Courtesy Ballethnic Dance Company

She recalls that Arthur Mitchell taught his dancers to present themselves at their finest—to enter a room with their heads held high and shoulders back—and to dress, speak and walk with dignity and self-respect. He reminded them that they were pioneers and ambassadors for Blacks in ballet. As the company gained international stature—Abarca Mitchell was the first Black female ballerina to appear on the cover of Dance Magazine, in 1975—he insisted the dancers remain humble and in service to the greater mission. But he was also a taskmaster. "No nonsense, no excuses," Abarca Mitchell says. "There was no slack. If he was rehearsing something that you're not in, you'd better be on the side learning it."

"He didn't throw compliments around at all. You had to really kill yourself to get a smile from him." After a run-through, she says, "you didn't want to be singled out."

Abarca Mitchell takes a slightly different approach, though she doesn't compromise on the values her mentor instilled. When coaching large casts of all ages and different levels for Ballethnic, she has found ways to inspire people without tearing them down. She calls it a "tough love" approach.

"I've got to make them want to do it. I don't want to beat them into doing it," Abarca Mitchell says. "I tell them, 'You're here because you want to be, and because you auditioned and were accepted. Now, show me why I should keep you here.'"

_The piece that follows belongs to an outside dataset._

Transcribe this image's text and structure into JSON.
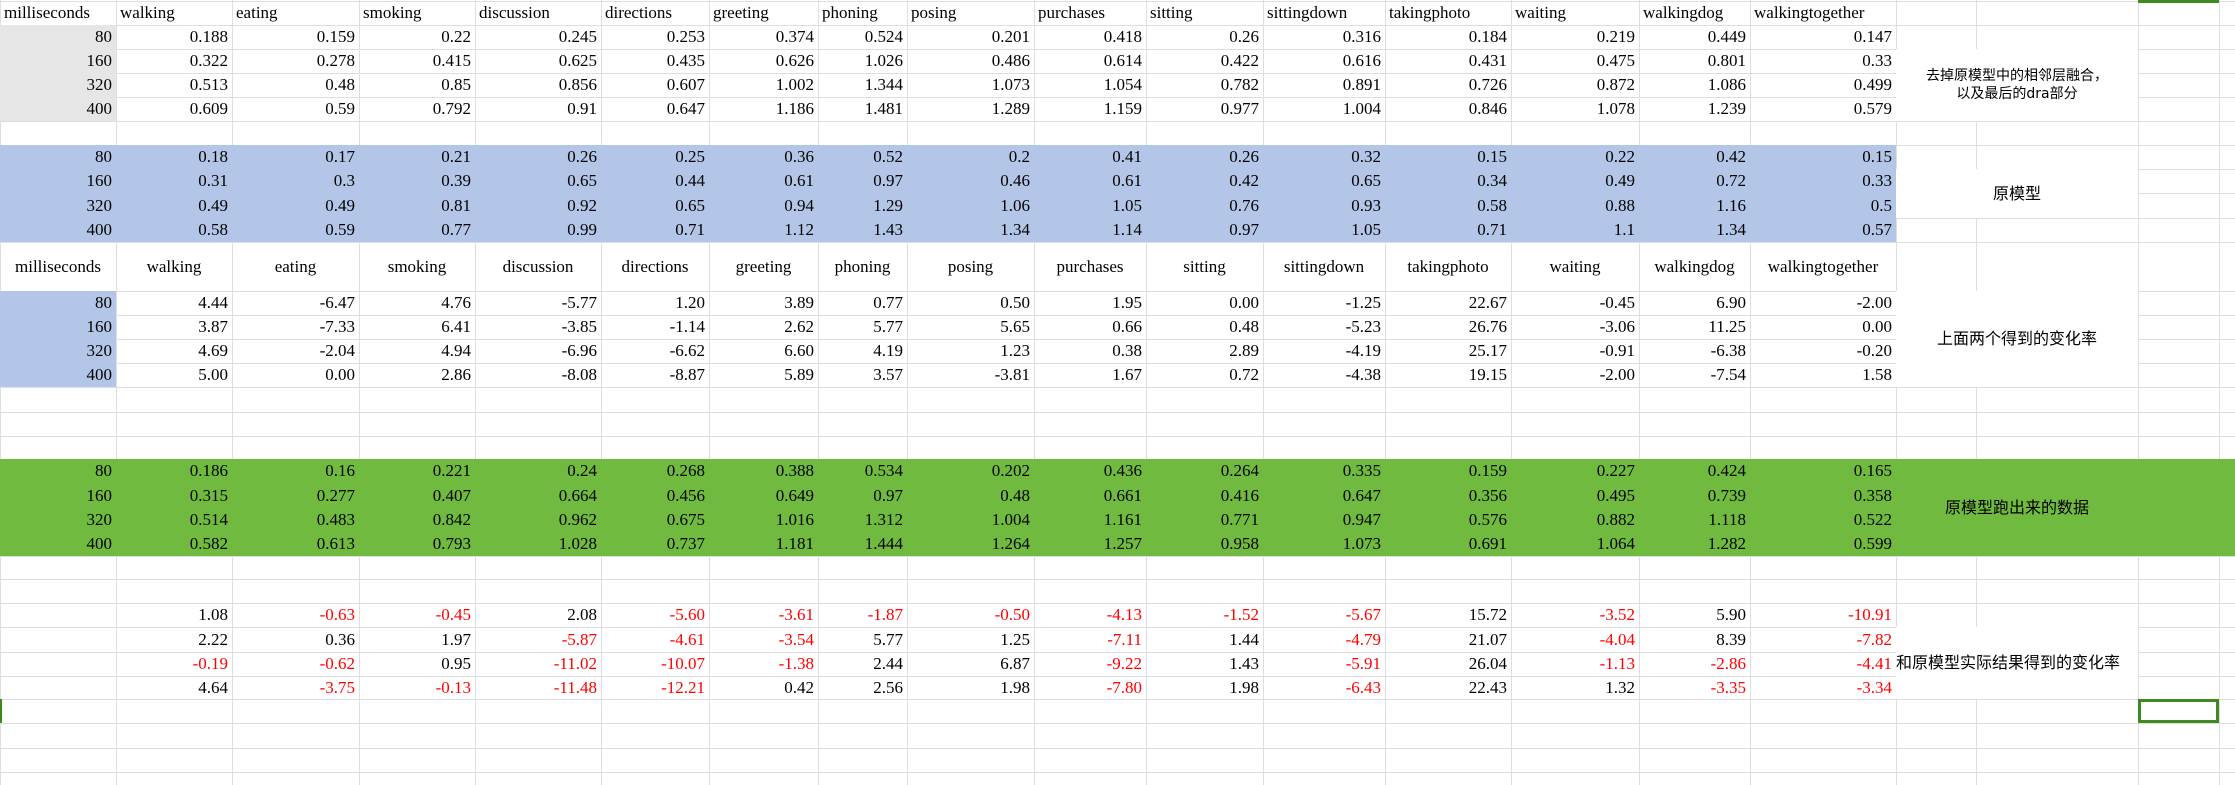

"I tell them, 'I'm here to make sure you'll look good—you know: 'That looks fake. Let's make it look real. Think about what you're doing, so that it's not just a gesture.'"

Arthur Mitchell instilled this level of emotional honesty in his dancers, and it was key to the company's quick success. "We were bringing a thought forward," says Abarca Mitchell. "We were bringing a feeling forward, so that the audience could connect with us."

In addition to her position as rehearsal director for Ballethnic, Abarca Mitchell is today part of 152nd Street Black Ballet Legacy, a group of DTH alumni who seek to give voice to people responsible for the company's success in its early years. "It's incredible," she says, "how many people took something from DTH and applied it to their lives."

As Ballethnic prepares to co-host the International Association of Blacks in Dance Conference and Festival in January 2022, Abarca Mitchell hopes to help strengthen the network of dance companies associated with Ballethnic, such as Memphis' Collage Dance Collective. "The dream is for all of us to collaborate with each other," she says, "so that it becomes more normal to see a Black ballerina, so it's not just a token appearance."

Today's young dancers face different challenges from what Abarca Mitchell faced. She finds that they're more easily distracted, and sometimes act entitled, because they don't know or appreciate how hard earlier Black ballerinas like herself worked to clear a path for them. But what she's passing on will benefit them, whether they choose to pursue dance careers or become doctors, lawyers, professors or something else entirely. "The principles are the same," she says. "Work for what you want, and you will achieve it."